Pace is crucial. Fine writing isn't enough. Writing students can be great at producing a single page of well-crafted prose; what they sometimes lack is the ability to take the reader on a journey, with all the changes of terrain, speed and mood that a long journey involves. Again, I find that looking at films can help. Most novels will want to move close, linger, move back, move on, in pretty cinematic ways.

SARAH WATERS

Plot Can Only Be Dynamic

Remember: Plot is no more than footprints left in the snow after your characters have run by on their way to incredible destinations. Plot is observed after the fact rather than before. It cannot precede action. It is the chart that remains when an action is through. That is all Plot ever should be. It is human desire let run, running, and reaching a goal.
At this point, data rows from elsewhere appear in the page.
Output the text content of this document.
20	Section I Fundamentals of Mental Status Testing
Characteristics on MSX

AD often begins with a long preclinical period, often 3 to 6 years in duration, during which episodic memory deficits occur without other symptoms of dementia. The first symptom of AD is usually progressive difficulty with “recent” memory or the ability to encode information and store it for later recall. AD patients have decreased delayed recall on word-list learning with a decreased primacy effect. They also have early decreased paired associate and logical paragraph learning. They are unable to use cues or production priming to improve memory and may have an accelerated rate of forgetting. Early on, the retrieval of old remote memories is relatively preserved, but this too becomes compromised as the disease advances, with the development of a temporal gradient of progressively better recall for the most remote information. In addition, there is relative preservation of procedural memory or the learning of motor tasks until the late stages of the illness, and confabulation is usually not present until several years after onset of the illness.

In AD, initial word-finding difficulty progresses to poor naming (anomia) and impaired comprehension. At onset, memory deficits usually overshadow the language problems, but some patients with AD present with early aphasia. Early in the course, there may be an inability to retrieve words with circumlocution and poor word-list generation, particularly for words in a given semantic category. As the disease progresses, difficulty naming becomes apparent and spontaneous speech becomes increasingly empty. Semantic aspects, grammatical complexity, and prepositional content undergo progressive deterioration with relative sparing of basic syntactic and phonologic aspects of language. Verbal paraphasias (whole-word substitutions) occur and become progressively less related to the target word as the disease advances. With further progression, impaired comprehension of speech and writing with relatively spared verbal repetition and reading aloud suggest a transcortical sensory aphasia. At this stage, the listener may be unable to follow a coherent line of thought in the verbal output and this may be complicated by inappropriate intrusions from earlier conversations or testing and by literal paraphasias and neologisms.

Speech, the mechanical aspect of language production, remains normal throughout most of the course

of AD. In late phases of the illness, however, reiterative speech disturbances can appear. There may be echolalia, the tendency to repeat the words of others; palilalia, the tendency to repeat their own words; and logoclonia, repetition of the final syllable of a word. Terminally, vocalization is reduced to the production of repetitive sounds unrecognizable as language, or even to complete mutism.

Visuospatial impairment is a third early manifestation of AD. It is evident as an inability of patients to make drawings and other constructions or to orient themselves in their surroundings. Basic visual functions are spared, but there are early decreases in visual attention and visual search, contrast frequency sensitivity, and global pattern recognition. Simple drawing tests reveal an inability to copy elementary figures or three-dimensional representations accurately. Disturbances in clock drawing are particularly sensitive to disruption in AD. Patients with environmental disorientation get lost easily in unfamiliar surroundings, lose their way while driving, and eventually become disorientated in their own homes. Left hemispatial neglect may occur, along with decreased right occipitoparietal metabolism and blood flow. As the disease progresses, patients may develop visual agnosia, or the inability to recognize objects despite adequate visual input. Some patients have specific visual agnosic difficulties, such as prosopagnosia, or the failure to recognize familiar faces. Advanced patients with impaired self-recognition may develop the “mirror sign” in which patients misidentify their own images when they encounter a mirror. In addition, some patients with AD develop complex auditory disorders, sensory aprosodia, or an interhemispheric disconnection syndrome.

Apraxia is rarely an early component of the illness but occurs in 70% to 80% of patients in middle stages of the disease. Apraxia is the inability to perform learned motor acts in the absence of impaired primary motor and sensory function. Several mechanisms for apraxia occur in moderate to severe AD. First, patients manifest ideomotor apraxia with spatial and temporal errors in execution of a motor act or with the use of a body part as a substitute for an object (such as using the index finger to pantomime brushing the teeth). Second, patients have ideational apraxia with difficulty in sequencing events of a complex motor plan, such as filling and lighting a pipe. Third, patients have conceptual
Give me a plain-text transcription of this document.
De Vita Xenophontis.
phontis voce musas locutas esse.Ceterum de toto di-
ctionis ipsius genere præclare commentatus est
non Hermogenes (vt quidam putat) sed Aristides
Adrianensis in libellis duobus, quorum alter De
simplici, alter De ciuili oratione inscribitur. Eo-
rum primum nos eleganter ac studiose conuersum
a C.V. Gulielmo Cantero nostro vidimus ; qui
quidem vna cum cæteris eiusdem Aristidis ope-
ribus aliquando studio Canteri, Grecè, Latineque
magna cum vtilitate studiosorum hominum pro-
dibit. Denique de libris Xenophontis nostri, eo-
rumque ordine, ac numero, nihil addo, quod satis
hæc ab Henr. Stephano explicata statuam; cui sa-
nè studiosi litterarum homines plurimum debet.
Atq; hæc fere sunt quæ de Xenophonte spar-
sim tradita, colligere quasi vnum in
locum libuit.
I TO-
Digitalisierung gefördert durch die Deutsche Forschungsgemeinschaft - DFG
It cannot be mechanical. It can only be dynamic. So, stand aside, forget targets, let the characters, your fingers, body, blood, and heart do.

RAY BRADBURY

Meet Your Characters

I have writer friends who spend a great deal of time outlining and detailing the biographies of their major characters. Through this process, I am told, they discover the motivations underlying actions taken by these players as they move across the stage of the novel. This may very well be a powerful and productive way to construct an Iago or Sister Carrie. It is, however, not my way of discovery. I meet my characters the way I encounter people in life—at a place and in a situation where I have less knowledge than I’d like and am almost always, at first, paying attention to the least important details. After that, I’m in discovery mode.